Trockentoner deutlich besser deinkbar als Flüssigtoner

Irreführende Angaben von HP Indigo in Umweltbroschüre

Hewlett-Packard (HP) verteilt auf der Fachmesse drupa eine Broschüre ("Environmental FAQ"), in der behauptet wird, dass Deinkbarkeitsuntersuchungen des von HP Indigo verwendeten Flüssigtoners im Bereich von Trockentonern lägen ("De-inking tests of HP ElectroInk 4.0 results were in the same range as dry toner"). Es gibt jedoch keinerlei Deinkbarkeitsuntersuchungen, die diese Behauptungen belegen könnten.

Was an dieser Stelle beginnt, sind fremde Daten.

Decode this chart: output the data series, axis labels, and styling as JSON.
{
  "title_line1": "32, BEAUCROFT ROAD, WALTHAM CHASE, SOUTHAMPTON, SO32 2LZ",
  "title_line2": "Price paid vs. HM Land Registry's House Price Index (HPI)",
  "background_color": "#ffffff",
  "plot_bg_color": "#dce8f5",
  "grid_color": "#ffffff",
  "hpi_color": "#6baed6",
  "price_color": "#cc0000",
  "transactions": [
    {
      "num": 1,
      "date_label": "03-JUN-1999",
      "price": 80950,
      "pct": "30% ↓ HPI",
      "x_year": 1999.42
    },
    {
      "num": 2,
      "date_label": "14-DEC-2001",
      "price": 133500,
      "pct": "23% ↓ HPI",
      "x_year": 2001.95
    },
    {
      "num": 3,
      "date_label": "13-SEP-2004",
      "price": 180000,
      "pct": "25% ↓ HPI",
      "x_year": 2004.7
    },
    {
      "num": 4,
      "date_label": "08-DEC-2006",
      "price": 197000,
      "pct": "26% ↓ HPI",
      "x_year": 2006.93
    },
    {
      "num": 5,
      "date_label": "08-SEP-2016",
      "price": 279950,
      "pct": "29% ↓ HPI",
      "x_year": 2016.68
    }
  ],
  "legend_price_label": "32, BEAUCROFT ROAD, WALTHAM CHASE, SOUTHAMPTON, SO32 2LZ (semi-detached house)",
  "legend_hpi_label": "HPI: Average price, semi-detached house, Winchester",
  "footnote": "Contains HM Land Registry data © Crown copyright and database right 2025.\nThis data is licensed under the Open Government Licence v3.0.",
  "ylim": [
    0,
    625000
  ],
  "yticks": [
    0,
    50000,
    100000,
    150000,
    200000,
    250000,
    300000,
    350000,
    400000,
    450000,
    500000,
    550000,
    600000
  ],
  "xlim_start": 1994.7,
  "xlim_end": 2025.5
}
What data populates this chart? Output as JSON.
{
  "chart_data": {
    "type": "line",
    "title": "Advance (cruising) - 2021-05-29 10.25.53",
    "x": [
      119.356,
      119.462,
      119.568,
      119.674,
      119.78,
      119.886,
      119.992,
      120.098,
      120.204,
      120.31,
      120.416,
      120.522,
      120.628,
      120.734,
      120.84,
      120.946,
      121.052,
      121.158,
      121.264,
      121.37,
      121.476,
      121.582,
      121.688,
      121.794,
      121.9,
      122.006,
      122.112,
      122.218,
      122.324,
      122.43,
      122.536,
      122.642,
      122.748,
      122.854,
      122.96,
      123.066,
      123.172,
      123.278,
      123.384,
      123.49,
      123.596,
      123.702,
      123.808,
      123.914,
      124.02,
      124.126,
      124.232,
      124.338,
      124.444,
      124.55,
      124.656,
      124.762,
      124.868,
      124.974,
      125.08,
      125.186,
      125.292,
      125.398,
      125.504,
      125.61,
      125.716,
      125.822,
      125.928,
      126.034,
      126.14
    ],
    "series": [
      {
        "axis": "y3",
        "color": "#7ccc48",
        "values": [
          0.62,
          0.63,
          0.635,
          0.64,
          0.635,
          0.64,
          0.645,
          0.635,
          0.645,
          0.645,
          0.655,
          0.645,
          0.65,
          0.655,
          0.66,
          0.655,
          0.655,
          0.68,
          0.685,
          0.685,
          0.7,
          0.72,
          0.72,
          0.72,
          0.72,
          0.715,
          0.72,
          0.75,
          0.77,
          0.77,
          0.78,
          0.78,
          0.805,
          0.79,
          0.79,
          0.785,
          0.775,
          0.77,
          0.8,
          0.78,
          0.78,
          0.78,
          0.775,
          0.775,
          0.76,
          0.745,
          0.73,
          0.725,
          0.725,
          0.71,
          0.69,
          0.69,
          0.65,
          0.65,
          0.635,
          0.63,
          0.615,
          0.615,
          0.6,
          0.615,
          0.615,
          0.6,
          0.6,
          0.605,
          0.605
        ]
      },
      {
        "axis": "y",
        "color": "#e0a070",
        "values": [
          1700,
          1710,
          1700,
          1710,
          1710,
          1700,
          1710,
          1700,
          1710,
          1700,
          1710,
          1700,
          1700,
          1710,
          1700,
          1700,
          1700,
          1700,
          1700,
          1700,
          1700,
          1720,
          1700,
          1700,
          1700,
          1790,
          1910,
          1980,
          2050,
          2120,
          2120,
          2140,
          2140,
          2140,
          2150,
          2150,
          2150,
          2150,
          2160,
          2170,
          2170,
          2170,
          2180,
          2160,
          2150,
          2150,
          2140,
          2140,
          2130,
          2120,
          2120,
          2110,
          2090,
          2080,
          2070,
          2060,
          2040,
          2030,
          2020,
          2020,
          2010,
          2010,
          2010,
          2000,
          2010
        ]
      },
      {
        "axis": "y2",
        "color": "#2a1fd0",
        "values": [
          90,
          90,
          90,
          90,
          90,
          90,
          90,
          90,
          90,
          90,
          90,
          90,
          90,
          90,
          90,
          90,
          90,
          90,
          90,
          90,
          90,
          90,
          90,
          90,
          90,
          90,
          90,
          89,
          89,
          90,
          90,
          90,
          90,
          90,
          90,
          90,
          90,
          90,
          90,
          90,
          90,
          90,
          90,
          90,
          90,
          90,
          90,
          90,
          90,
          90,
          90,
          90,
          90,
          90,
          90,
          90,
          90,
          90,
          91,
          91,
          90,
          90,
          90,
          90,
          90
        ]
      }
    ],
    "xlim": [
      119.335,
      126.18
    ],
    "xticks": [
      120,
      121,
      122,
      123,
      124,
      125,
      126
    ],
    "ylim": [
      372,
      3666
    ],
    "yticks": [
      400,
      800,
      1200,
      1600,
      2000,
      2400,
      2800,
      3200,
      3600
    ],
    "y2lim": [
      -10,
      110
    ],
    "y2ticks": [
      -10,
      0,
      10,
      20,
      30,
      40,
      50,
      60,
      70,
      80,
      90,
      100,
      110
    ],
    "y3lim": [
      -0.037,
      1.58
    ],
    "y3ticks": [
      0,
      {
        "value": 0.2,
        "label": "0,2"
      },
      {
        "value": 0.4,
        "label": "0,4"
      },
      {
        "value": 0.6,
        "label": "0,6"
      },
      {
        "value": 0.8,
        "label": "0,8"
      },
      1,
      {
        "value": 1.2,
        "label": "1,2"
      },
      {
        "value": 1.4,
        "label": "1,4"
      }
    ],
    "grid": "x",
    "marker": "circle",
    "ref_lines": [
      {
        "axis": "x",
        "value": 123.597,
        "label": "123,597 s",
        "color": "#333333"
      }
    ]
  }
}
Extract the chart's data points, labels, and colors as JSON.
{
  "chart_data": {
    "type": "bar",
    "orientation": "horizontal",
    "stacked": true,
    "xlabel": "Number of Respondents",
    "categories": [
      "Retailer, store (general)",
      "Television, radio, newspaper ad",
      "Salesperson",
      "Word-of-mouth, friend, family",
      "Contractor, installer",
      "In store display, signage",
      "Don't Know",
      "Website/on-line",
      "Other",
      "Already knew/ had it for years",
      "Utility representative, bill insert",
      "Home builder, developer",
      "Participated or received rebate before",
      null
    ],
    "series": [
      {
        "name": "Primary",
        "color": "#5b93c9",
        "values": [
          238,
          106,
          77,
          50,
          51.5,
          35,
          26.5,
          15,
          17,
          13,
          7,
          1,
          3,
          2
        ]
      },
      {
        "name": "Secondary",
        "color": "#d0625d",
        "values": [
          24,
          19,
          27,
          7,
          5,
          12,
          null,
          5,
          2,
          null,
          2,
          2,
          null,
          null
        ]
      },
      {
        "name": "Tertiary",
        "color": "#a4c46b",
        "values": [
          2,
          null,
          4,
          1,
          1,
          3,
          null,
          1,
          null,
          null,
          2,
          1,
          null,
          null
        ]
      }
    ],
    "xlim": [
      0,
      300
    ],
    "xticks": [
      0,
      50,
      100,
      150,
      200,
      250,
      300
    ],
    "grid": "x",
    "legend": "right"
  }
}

Im Auftrag der INGEDE haben verschiedene Forschungsinstitute schon seit 2001 Muster verschiedener Digitaldrucke untersucht. Schon die ersten Tests zeigten, dass Tintenstrahldrucke und Flüssigtoner aus unterschiedlichen Gründen Probleme im Deinkingprozess bereiten. Die Druckfarbenentfernung ("Deinking") mittels Flotation ist der wichtigste Prozessschritt beim Papierrecycling in Europa. Trockentoner sind hier unproblematisch; vielfach sind die Deinkbarkeitsergebnisse hier sogar besser als für Offsetdrucke.

In einer älteren Broschüre räumt HP noch Probleme beim Recycling von HP Indigos ElectroInk 4.0 ein; inzwischen, ohne sichtbare Veränderungen der Farbe, behauptet HP, die Deinkbarkeit sei vergleichbar mit der von Trockentoner.

INGEDE kennt keinen Test, der diese Behauptung bestätigen würde. Gleich auf welche Weise Trocken- und Flüssigtoner untersucht wurden – sie unterschieden sich regelmäßig um einen Faktor 100 oder mehr in Bezug auf Schmutzpunkte. Dies ist der relevante Parameter beim Deinken von Tonern.

HP Indigo scheint hier die Ergebnisse einer Prozesssimulation zu misinterpretieren, die INGEDE im vergangenen Jahr initiierte. HP Indigo-Drucke wurden für diese Simulation ausgewählt, gerade weil sie problematisch zu deinken sind – es konnte davon ausgegangen werden, dass selbst bei maximalen Anstrengungen immer noch Schmutzpunkte messbar sein würden. Dies erst erlaubt es, die Effizienz unterschiedlicher Stufen sowie die Genauigkeit der Laborsimulation abzuschätzen. Flüssigtoner ist derzeit eine der hartnäckigsten Quellen für Schmutzpunkte, diese erfordern zusätzlichen Aufwand in der Papierfabrik in Bezug auf Energie, Chemikalien und Faserstoffverluste. Deshalb hinterlassen Flüssigtoner in der Papierfabrik auch einen deutlich größeren "Carbon Footprint" als Trockentoner. Es kann davon ausgegangen werden, dass Trockentoner in einer derartigen Simulation keine messbaren Schmutzpunkte hinterlassen.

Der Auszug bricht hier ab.